I realised that to make an impact I needed to buy flowers with a strong structural form and colour. These came in the form of some yellow Roses with a red edge and a mixture of Spray Chrysanthemums. 

Yellow Roses in de-ionised water boiled twice

The de-ionised water worked far better as there are fewer small bubbles of impurity in the ice. The strings of bubbles is air pushed out of the Roses as the water freezes. The opacity of the ice is far greater. 

To photograph this second session I placed the ice on a sheet of glass raised up on plastic flower pots with a sheet of white paper underneath the glass as a background. LED lights were shone beneath the glass from two sides. The photographs were taken with a macro lens on a tripod. You soon find out that melting water is your enemy so have a towel on standby to mop up.

Spray Chrysanthemum with added food dye

As an experiment I froze some blue and yellow Spray Chrysanthemums and added a few drops of blue food dye on top of the frozen base layer of water and placed it back into the freezer. To my surprise it didn't freeze so when I added the second layer of water it spread. On another block of flowers I added too much yellow dye and it spread throughout the whole block of ice making it unusable. If you're going to try this then use the neat food dye very sparingly.

Yellow Spray Chrysanthemum and blue food dye

Yellow Spray Chrysanthemum and blue food dye

Using a macro lens and getting in close to picking out detail can be fun and give you some creative results and those results can be very unpredictable. You don't have to use real flowers. My final creation used a pink plastic Dahlia flower frozen in a deep plastic tub of double boiled de-ionised water. The patterns of air in the ice block were the best of the batch. The block was photographed in the same way as before on a sheet of glass raised off the ground on plastic flower pots with blue paper underneath the glass as a background. LED lights were shone underneath from two sides. 

Pink plastic Dahlia flower in de-ionised water

Pink plastic Dahlia flower in de-ionised water

It can take a bit of effort creating the blocks of frozen flowers. Boiling a small pan of de-ionised water, letting it cool and boiling it again doesn't take long, but freezing the water in stages to the end result can take 48 hrs. My biggest problem was getting enough backlight to bring out the detail in the ice. Hold a block up to the sky and the detail can be wonderful but how do you do that and use a camera at the same time. Holding a melting ice block is like holding a bar of wet soap. I imagine a lightbox with a sheet of glass on top would be ideal. 
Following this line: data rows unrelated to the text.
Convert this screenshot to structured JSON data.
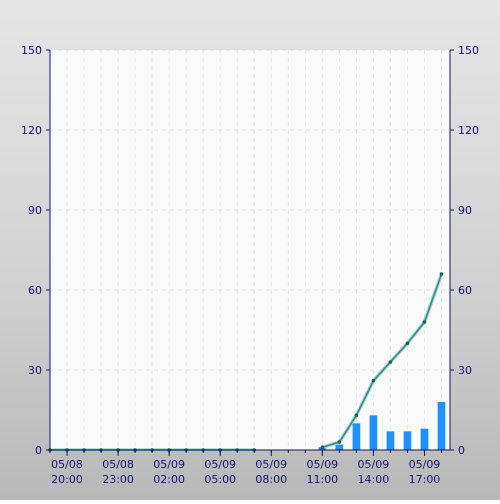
{
  "chart_data": {
    "type": "bar+line",
    "x_tick_labels": [
      {
        "date": "05/08",
        "time": "20:00"
      },
      {
        "date": "05/08",
        "time": "23:00"
      },
      {
        "date": "05/09",
        "time": "02:00"
      },
      {
        "date": "05/09",
        "time": "05:00"
      },
      {
        "date": "05/09",
        "time": "08:00"
      },
      {
        "date": "05/09",
        "time": "11:00"
      },
      {
        "date": "05/09",
        "time": "14:00"
      },
      {
        "date": "05/09",
        "time": "17:00"
      }
    ],
    "x_tick_hours": [
      1,
      4,
      7,
      10,
      13,
      16,
      19,
      22
    ],
    "x_start": "05/08 19:00",
    "x_range": [
      0,
      23.5
    ],
    "ylim": [
      0,
      150
    ],
    "y_ticks": [
      0,
      30,
      60,
      90,
      120,
      150
    ],
    "grid": true,
    "bars": {
      "x": [
        16,
        17,
        18,
        19,
        20,
        21,
        22,
        23
      ],
      "values": [
        1,
        2,
        10,
        13,
        7,
        7,
        8,
        18
      ],
      "color": "#1e90ff"
    },
    "line": {
      "x": [
        0,
        1,
        2,
        3,
        4,
        5,
        6,
        7,
        8,
        9,
        10,
        11,
        12,
        16,
        17,
        18,
        19,
        20,
        21,
        22,
        23
      ],
      "values": [
        0,
        0,
        0,
        0,
        0,
        0,
        0,
        0,
        0,
        0,
        0,
        0,
        0,
        1,
        3,
        13,
        26,
        33,
        40,
        48,
        66
      ],
      "color": "#2f8f86"
    }
  }
}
After a short break I'm planning another attempt at photographing frozen flowers. It's creative, unpredictable and can keep you photographing from the warmth of your home during the coldest weeks of Covid lock down.

12th February Update

After photographing the ice blocks I placed them back into the freezer until I had time to photograph them a second time under different lighting conditions. A few days ago in an attempt to get more backlight through the blocks I tried to use the fluorescent strip lighting underneath the kitchen wall cupboards as the light source and shot with a macro lens with the ice blocks stood up against a white and black cloth. The results below are dramatically different. I had to use an LED torch shone in front to balance the light in the bottom half of the blocks. The same ice blocks but with a different result.


Iced Roses
 

Plastic Chrysanthemum

Plastic Chrysanthemum

Ice Rose Detail

Ice Rose Detail

To conclude, to get the best result from any photograph the most important task is getting the lighting right. That's just as important whether it's a portrait or photographing frozen flowers.